Hanna Nuutila, 41, lives in Swansea with her partner and three-year-old daughter Elen Eira. She says: “It was a crazy moment, really. Sparks were flying around my face as police cut through metal chains that bound my partner in crime and me (no pun intended) as we sat on Oxford Street. It was getting late on Saturday evening, but we’d been there since 4am the previous morning. As the police picked me up to put me in their police van, they asked how I’d like to be carried – my huge bump, protruding from my belly, didn’t allow for much comfort in the back of their van.
“I am Hanna, a 41-year-old marine biologist. I’m a mother to a three-year-old, a partner, a three-year-old daughter, Elen Eira, and a hard worker. I’m seven months pregnant. I live in Wales. I’ve never protested before, but on Saturday I became the last person to be arrested on Oxford Circus after blocking the road with my body for Extinction Rebellion. This week, I became a rebel.
“Extinction Rebellion has been quite an enlightening movement for me. I’ve been supporting environmental causes all my life and I’ve been doing all the things everyone else has done as such: I’ve used my vote, I’ve written to my MP, I’ve tried to support various environmental organisations with regards to various conservational or climate change issues. But I’ve always felt we just… weren’t getting anywhere.
“So when this report came out – this undisputable, scientific report from the International Panel for Climate Change which has recently, as we all now know, stated that we have less than 11 years to act and actually stop irreversible climate change – I knew I had to help. Climate change has serious consequences for everyone – in the UK we’re already experiencing extreme weather patterns, floods and droughts and wildfires – but especially those in various countries where people are less prepared than here.
“It’s not a case of having 12 years to start working on this – we have 12 years to stop it.
“And it’s a terrifying thought. It’s so hard and such an awful fact to process that most of us – and I do this myself – we have to just ignore it and to get on with our lives. I’m a scientist so of course I can’t ignore it completely: I know the facts, I know it’s all true and I can no longer ignore it. I want our political systems to acknowledge this.
“Of course, I’m a mother, too. And it pains me to think of our future generations. We need to be able to offer them something better. Our generations have created the world that we’re now living in. We need a vast – huge – system change. When Extinction Rebellion came about I thought that this might be the way. The movement has at least caught people’s attention.
“I first went to join the protest on the first and second days. I live in Wales, but I travelled with my three-year-old daughter and my mother to lend support. We joined the rebels, as they called themselves, and went to the children’s tent. I didn’t want to put myself in an arrestable position just because I’m pregnant. Not only that, but I’m an EU citizen from Finland. I’ve lived here for 21 years – all of my adult life – but I was worried about my safety. My daughter and partner are British. I didn’t want to risk anything.
“But then, once I got to the protest, and I felt the atmosphere and saw the momentum for change and how urgent it really is, I knew that this was more important than my individual safety.
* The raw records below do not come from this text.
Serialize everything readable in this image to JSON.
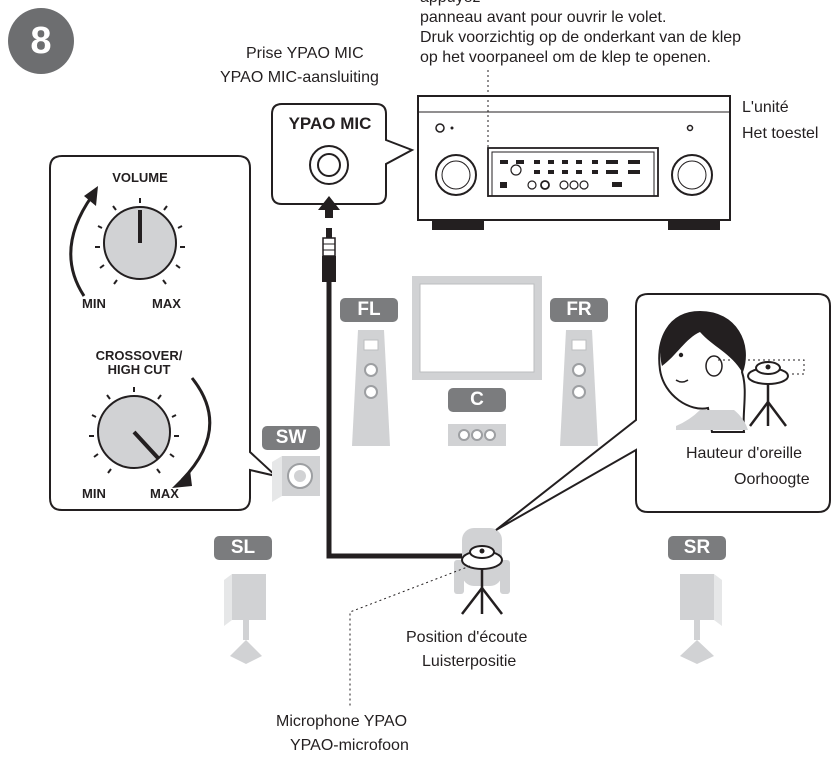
{
  "step_number": "8",
  "top_instructions": {
    "line1_partial": "appuyez",
    "line2": "panneau avant pour ouvrir le volet.",
    "line3": "Druk voorzichtig op de onderkant van de klep",
    "line4": "op het voorpaneel om de klep te openen."
  },
  "mic_jack_label": {
    "fr": "Prise YPAO MIC",
    "nl": "YPAO MIC-aansluiting",
    "panel_text": "YPAO MIC"
  },
  "unit_label": {
    "fr": "L'unité",
    "nl": "Het toestel"
  },
  "knobs_panel": {
    "volume": {
      "title": "VOLUME",
      "min": "MIN",
      "max": "MAX"
    },
    "crossover": {
      "title_line1": "CROSSOVER/",
      "title_line2": "HIGH CUT",
      "min": "MIN",
      "max": "MAX"
    }
  },
  "speakers": {
    "fl": "FL",
    "fr": "FR",
    "c": "C",
    "sw": "SW",
    "sl": "SL",
    "sr": "SR"
  },
  "ear_height_label": {
    "fr": "Hauteur d'oreille",
    "nl": "Oorhoogte"
  },
  "listening_position_label": {
    "fr": "Position d'écoute",
    "nl": "Luisterpositie"
  },
  "microphone_label": {
    "fr": "Microphone YPAO",
    "nl": "YPAO-microfoon"
  },
  "colors": {
    "dark": "#231f20",
    "tag_gray": "#7b7c7e",
    "speaker_gray": "#d1d2d4"
  }
}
“I came back last Friday by myself, while my family stayed at home to enjoy the Easter break together. I went straight to Oxford Circus where the rebels were holding the infamous pink boat in the middle of Oxford Circus and there were lots of people sitting or lying on the ground, mid several rings of police around them. We super-glued our hands on to the ground so that the police couldn’t move us and held the site until the next day, when we locked on to each other using metal poles and chains.
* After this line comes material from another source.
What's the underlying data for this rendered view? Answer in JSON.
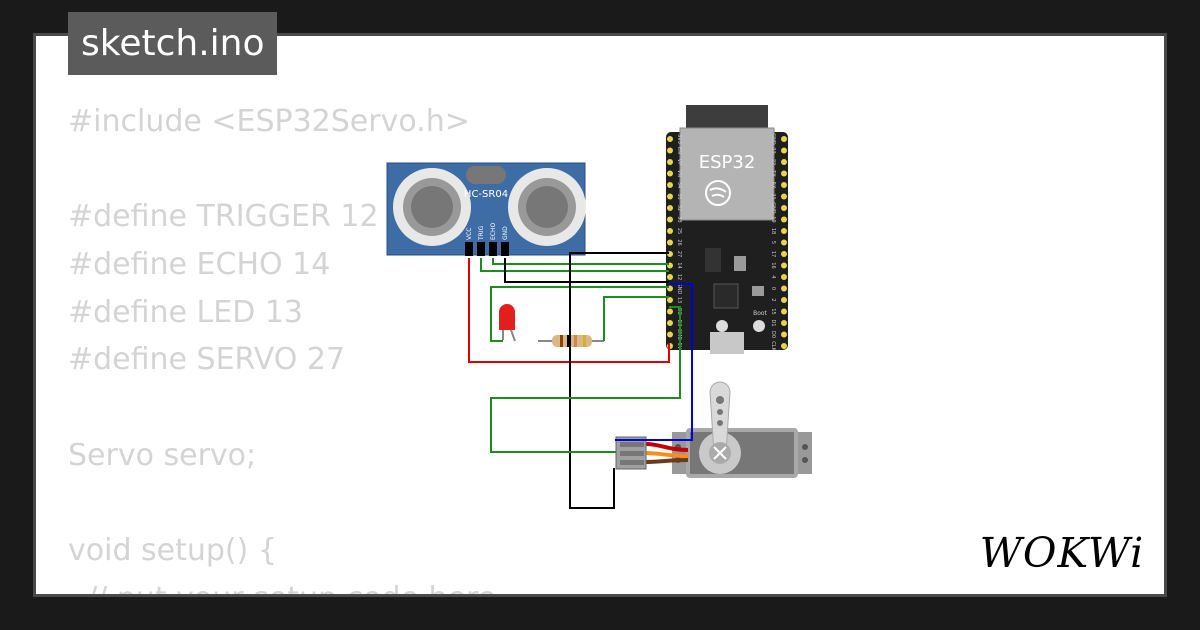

“It was exhausting – and scorching hot. I was worried about heat exhaustion at times. But I had enormous support from the public, passers-by. Me and my partner in chains. We just sat there together. We were given so much food and drink and someone bought us hats from H&M which was very kind. They were asking if we were ok and thanking us for our efforts.
“Some people were negative to us of course. They shouted at us to 'get a job' and that we were a nuisance. But I would say around 70% of people who were very supportive and came and hugged us and provided us with sustenance.
“By the time the police removed us – I was last because they were reluctant to arrest a pregnant woman – it was late on Saturday evening. The police treated us really well, even when they were cutting us out of our chains (we wore protective glasses to save us from the sparks). It was never scary though. Actually, the whole thing was very emotional at times.
“Hours later we arrived at the station where I was checked over by a station nurse. I wasn’t charged or even cautioned – just one of hundreds of people logged as ‘under investigation’. They couldn’t charge me and I don’t know if they ever will.
“I don’t regret a thing. I’m glad I am involved in this. It’s so incredibly important we all are. And the point is that most of us are very ordinary working people.
“I’ve never taken part in any civil disobedience, only marches in the past which never seemed to achieve anything. This week we have reached the political system and shown that we have enough people willing to make real change and demanding it from those we elected.
“Some people have compared the movement to the Suffragettes or the Civil Rights movement of the 60s and in some ways it is the same: it is just ordinary people saying ‘this is enough’ and knowing they must do more, now, than just write angry letters.
“This is urgent. It cannot wait. Now, we just have to keep going.”